Recent reads (July 2025)
I know I should call this recent listens, but I am stuck with the series name. So here it goes. These are some recent "reads" this month.
Billion Dollar Whale
Reading the Billion Dollar Whale was exhausting. I am not talking about the writing, which was well-paced and packed with a lot of detail. The problem is the subject, Jho Low, who is a slippery and soulless character, who conned Malaysia out of billions via the 1Malaysia Development Berhad sovereign wealth fund.
Jho Low is a Wharton grad. He is a big spender and party boy. Dropping millions of dollars a night for gambling and partying. His party buddies included Leonardo DiCaprio, Paris Hilton, and Jamie Foxx. Jho was a showoff and pretentious ass. What does Wharton teach these people? Do they actively recruit for this type of people?
Jho was aided by the complicity of Prime Minister Najib Razak and his luxury-addicted wife. We are talking entire stores shut down for private shopping and flights hauling nothing but shoes, and cash bleeding out of a developing nation. Maybe the corruption isn't that surprising if you have followed similar stories. Turkey has been going through similar deals with Qatar, Gulf royalty, and procurement grifts. What was shocking in the book was the scale, and how easily it worked. Everyone looked away, banks, regulators, and governments.
Najib Razak is serving time at prison, but Jho Low still walks free, and probably still convinced he is legit and bright businessman. This book left me fuming throughout.
The Shepherd's Crown
The Shepherd’s Crown is Terry Pratchett’s last Discworld book, and you can feel it through the themes of death, legacy, and transition in the book.

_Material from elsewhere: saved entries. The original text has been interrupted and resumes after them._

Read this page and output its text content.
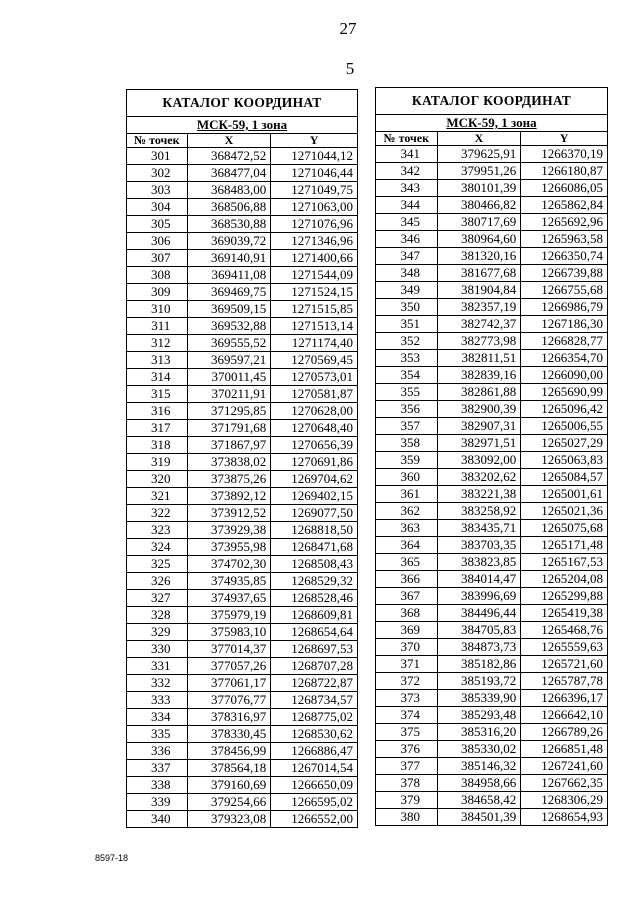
27
5
КАТАЛОГ КООРДИНАТ		
МСК-59, 1 зона		
№ точек	X	Y
301	368472,52	1271044,12
302	368477,04	1271046,44
303	368483,00	1271049,75
304	368506,88	1271063,00
305	368530,88	1271076,96
306	369039,72	1271346,96
307	369140,91	1271400,66
308	369411,08	1271544,09
309	369469,75	1271524,15
310	369509,15	1271515,85
311	369532,88	1271513,14
312	369555,52	1271174,40
313	369597,21	1270569,45
314	370011,45	1270573,01
315	370211,91	1270581,87
316	371295,85	1270628,00
317	371791,68	1270648,40
318	371867,97	1270656,39
319	373838,02	1270691,86
320	373875,26	1269704,62
321	373892,12	1269402,15
322	373912,52	1269077,50
323	373929,38	1268818,50
324	373955,98	1268471,68
325	374702,30	1268508,43
326	374935,85	1268529,32
327	374937,65	1268528,46
328	375979,19	1268609,81
329	375983,10	1268654,64
330	377014,37	1268697,53
331	377057,26	1268707,28
332	377061,17	1268722,87
333	377076,77	1268734,57
334	378316,97	1268775,02
335	378330,45	1268530,62
336	378456,99	1266886,47
337	378564,18	1267014,54
338	379160,69	1266650,09
339	379254,66	1266595,02
340	379323,08	1266552,00
КАТАЛОГ КООРДИНАТ		
МСК-59, 1 зона		
№ точек	X	Y
341	379625,91	1266370,19
342	379951,26	1266180,87
343	380101,39	1266086,05
344	380466,82	1265862,84
345	380717,69	1265692,96
346	380964,60	1265963,58
347	381320,16	1266350,74
348	381677,68	1266739,88
349	381904,84	1266755,68
350	382357,19	1266986,79
351	382742,37	1267186,30
352	382773,98	1266828,77
353	382811,51	1266354,70
354	382839,16	1266090,00
355	382861,88	1265690,99
356	382900,39	1265096,42
357	382907,31	1265006,55
358	382971,51	1265027,29
359	383092,00	1265063,83
360	383202,62	1265084,57
361	383221,38	1265001,61
362	383258,92	1265021,36
363	383435,71	1265075,68
364	383703,35	1265171,48
365	383823,85	1265167,53
366	384014,47	1265204,08
367	383996,69	1265299,88
368	384496,44	1265419,38
369	384705,83	1265468,76
370	384873,73	1265559,63
371	385182,86	1265721,60
372	385193,72	1265787,78
373	385339,90	1266396,17
374	385293,48	1266642,10
375	385316,20	1266789,26
376	385330,02	1266851,48
377	385146,32	1267241,60
378	384958,66	1267662,35
379	384658,42	1268306,29
380	384501,39	1268654,93
8597-18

Granny Weatherwax, the formidable witch and moral center of the series, dies early. Her death isn't dramatic but quiet and peaceful. She leaves her cottage and her responsibilities to Tiffany Aching, the young witch she mentored. (It was later revealed that Pratchett intended one last twist in the book: Granny Weatherwax had hidden her soul in a cat, delaying her meeting with Death until she could say, "I'm leaving on my own terms". But Pratchett didn't get to write that scene.)
The story seemed rushed (obviously given the circumstances), but the writing is still high quality. There were several sentences that made me laugh out loud. Even weakened by Alzheimer's, Pratchett was still sharper than most writers at their best. He also had an awesome command of the English language. Borrowing what Douglas Adams said about Wodehouse, Pratchett was one of the greatest musicians of the English language.
Stephen Briggs, the longtime narrator, does a beautiful job with the audiobook. It feels like a goodbye letter to his friend.
David Heinemeier Hansson (DHH) interview
DHH, who now looks like a young Schwarzenegger with perfect curls, just did a six-hour interview with Lex Fridman. Yes, six hours and eight minutes. Here’s the link (also to the transcript), if you dare. Halfway along the interview, I noticed DHH sounds a lot like Bill Burr, especially when he is ranting, and he rants a lot. It is not just the voice, but the delivery, the takes, the contrarianism, and the angst. It's uncanny.
I remember reading DHH years ago and thinking, "This guy's basically a communist." But now he talks like a proper capitalist, maybe even a conservative. And yet, I still think DHH is authentic. He has "strong opinions, loosely held". He is loud and often smug. He is not afraid to throw elbows and get into fights. But I get the sense that he is persuadable, and if he saw he was wrong, he would change course.
Of course the conversation spans Ruby, Rails, AI, and the philosophy of programming. DHH argues "Ruby does scale" citing that Shopify runs on Rails and handles over a million dynamic requests per second. He says Ruby is a "luxury language" that is human-friendly. Sure, it’s not the fastest. But it lets developers move fast, stay happy, and write expressive code. DHH argues the performance bottlenecks are usually at the database. And in most businesses, developer time costs more than servers.
DHH says he uses AI daily as a tutor, a pair programmer, and a sounding board. But he draws a hard line at "vibe coding". He said vibe coding felt hollow, and worse, it felt like his skills were evaporating. His rule is to always keep hands on the keyboard. He argues convincingly that programming is learned by doing, not by watching. Like playing guitar, the muscle memory is the knowledge. DHH sees programming not just as a job, but as a craft, something worth doing for its own sake.